Vêm estas notas a propósito de três processos que se constituem em exemplo, cada qual a seu modo, do que não pode ser jurisprudê­ncia dos tribunais.

E citá-los não é, como virão alguns puristas pretender, ofender o princípio deontológi­co expresso nos Estatutos da Ordem dos Advogados de Angola.

Ei-los:

Processo nº (...): iniciado em 1994, tendo subido ao Tribunal Supremo, em recurso, no ano de 2000. Nesta instância foi decidido e objecto de novo recurso, este em 2006. Muitas vezes reclamado, aguarda-se decisão.

São decorridos 25 anos desde o início do processo.

Diz-se que a Justiça tarda mas sempre chega,

Parece que neste caso, só tarda. Não chega.

E tanto o advogado, que sou, subscritor destas linhas, como o meu cliente, atingimos já uma idade em que vislumbram­os, não muito longe, o momento em que o processo já nada nos dirá.

Processo nº (...) Processo entrado em recurso no Tribunal Supremo no mês de Março de 2011.

Foi julgado no Tribunal Supremo, no dia 18 de Outubro de 2018, sete anos depois. Esta data de julgamento, consta de informação por nós recebia do então Juiz Conselheir­o Presidente do tribunal Supremo, em ofício com data de 10/05/2019, em resposta a reclamação nossa pela demora no andamento dos autos.

Breve estarão decorridos mais dois anos, agora sobre a data da sessão em que o processo foi julgado no Tribunal Supremo. As partes continuam a aguardar a notificaçã­o da decisão, tomada na sessão da data acima referida.

Processo nº (...) ainda na 1ª Instância. Iniciado em 2012, tem de principal caracterís­tica, específica, pelo menos, objectiva, o andamento do processo, em claro e despudorad­o favorecime­nto de uma das partes, com inadmissív­el e pasmoso silêncio jurídico-disciplina­r do Conselho Superior da Magistratu­ra Judicial.

Neste processo há expressão clara do interessam­ento do juíz da causa aos interesses de uma das partes, no caso, uma brilhante empresa nacional: demoras, irregulari­dades, ilegalidad­es, justificaç­ões ridículas para inações em favor da parte, foram desconheci­das até pelo Conselho Superior da Magistratu­ra Judicial, em pretensa resposta a uma reclamação oportuname­nte apresentad­a.

A conformar o enfeudamen­to, já oportuname­nte denunciado, ao interesse de parte, o que aqui se reitera, não foi ainda proferido despacho de deferiment­o ou indeferime­nto de recurso interposto no dia 14/11/2019.

O Imperador AUGUSTO autorizou, no Século I da nossa Era, o jus publice respondend­i ex- auctoritat­e Principis aos mais notáveis juristas da República.

Na Roma de Augusto todo o Poder pertencia ao Príncipe.

Hoje, por força do princípio democrátic­o, todo o Poder pertence ao povo - CRA artº 174ª nº 1 “Os Tribunais são os órgão de soberania com competênci­a para administra­r justiça em nome do povo”.

Para decidir os problemas da Justiça a CRA confere, em nome do povo, através do Estado, esse poder aos tribunais. Assim, quando os juízes actuam, é o Estado a agir.

Do que resulta que quando os juízes não actuam é o Estado que se demite dessa sua função, que se mostra inactivo, que não está a exercer, nesse campo, a sua soberania.

É por decorrênci­a desse poder-dever de exercício de soberania que o Estado está obrigado a respeitar e garantir os direitos fundamenta­is dos cidadãos.

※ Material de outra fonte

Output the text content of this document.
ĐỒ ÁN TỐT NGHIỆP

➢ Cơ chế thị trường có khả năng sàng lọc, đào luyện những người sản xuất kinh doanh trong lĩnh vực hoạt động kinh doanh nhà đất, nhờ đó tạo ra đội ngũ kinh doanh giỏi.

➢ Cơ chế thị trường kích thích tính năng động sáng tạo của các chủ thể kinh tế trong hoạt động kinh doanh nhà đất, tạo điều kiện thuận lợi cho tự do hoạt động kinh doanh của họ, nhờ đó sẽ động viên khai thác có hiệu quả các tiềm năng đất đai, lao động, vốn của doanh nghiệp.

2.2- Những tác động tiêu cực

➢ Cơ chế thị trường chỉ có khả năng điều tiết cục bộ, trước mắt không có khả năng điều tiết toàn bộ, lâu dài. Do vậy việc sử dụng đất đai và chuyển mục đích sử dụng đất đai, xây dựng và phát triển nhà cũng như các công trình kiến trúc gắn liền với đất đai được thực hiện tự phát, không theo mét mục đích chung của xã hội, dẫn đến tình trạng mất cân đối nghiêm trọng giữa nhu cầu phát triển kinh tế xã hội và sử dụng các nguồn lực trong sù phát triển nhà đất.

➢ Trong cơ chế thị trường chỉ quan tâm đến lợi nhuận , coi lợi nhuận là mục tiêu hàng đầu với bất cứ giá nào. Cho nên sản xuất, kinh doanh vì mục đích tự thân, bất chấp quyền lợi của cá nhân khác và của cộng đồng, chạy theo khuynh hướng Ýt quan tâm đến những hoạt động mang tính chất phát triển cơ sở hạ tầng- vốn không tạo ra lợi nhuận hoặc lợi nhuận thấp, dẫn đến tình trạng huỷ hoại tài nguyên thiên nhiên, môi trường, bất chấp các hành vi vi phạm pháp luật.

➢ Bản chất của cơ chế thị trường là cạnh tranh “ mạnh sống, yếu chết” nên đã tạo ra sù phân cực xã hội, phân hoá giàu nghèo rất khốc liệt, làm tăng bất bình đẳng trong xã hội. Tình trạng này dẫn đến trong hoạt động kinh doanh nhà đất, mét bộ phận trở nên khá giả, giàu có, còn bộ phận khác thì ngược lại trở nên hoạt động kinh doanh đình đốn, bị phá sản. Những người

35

A Lei Constituci­onal garante o acesso aos Tribunais.

Face a situações - imensas - como as descritas, face às consideraç­ões tecidas sobre as mesmas e os princípios descritos, é pertinente perguntar. Por que razão ou razões não foram ainda decididos estes processos? Ao sofrer estes silêncios, que futuro para os nossos direitos?

São três exemplos claros (e muitos, por muitos, poderiam ser citados) de que, nesta área da actividade do Estado, facilmente se esquecem os desígnios da Lei Constituci­onal, de que:

A República de Angola é um Estado democrátic­o de direito, que se fundamenta na dignidade humana e na vontade do povo angolano. Face à lição da História, é pertinente perguntar:

A que juízes Augusto atribuiria nos nossos dias o “jus publice respondedi ex-auctoritat­e Principis”?

A que poder soberano pediremos Justiça contra a soberania da injustiça?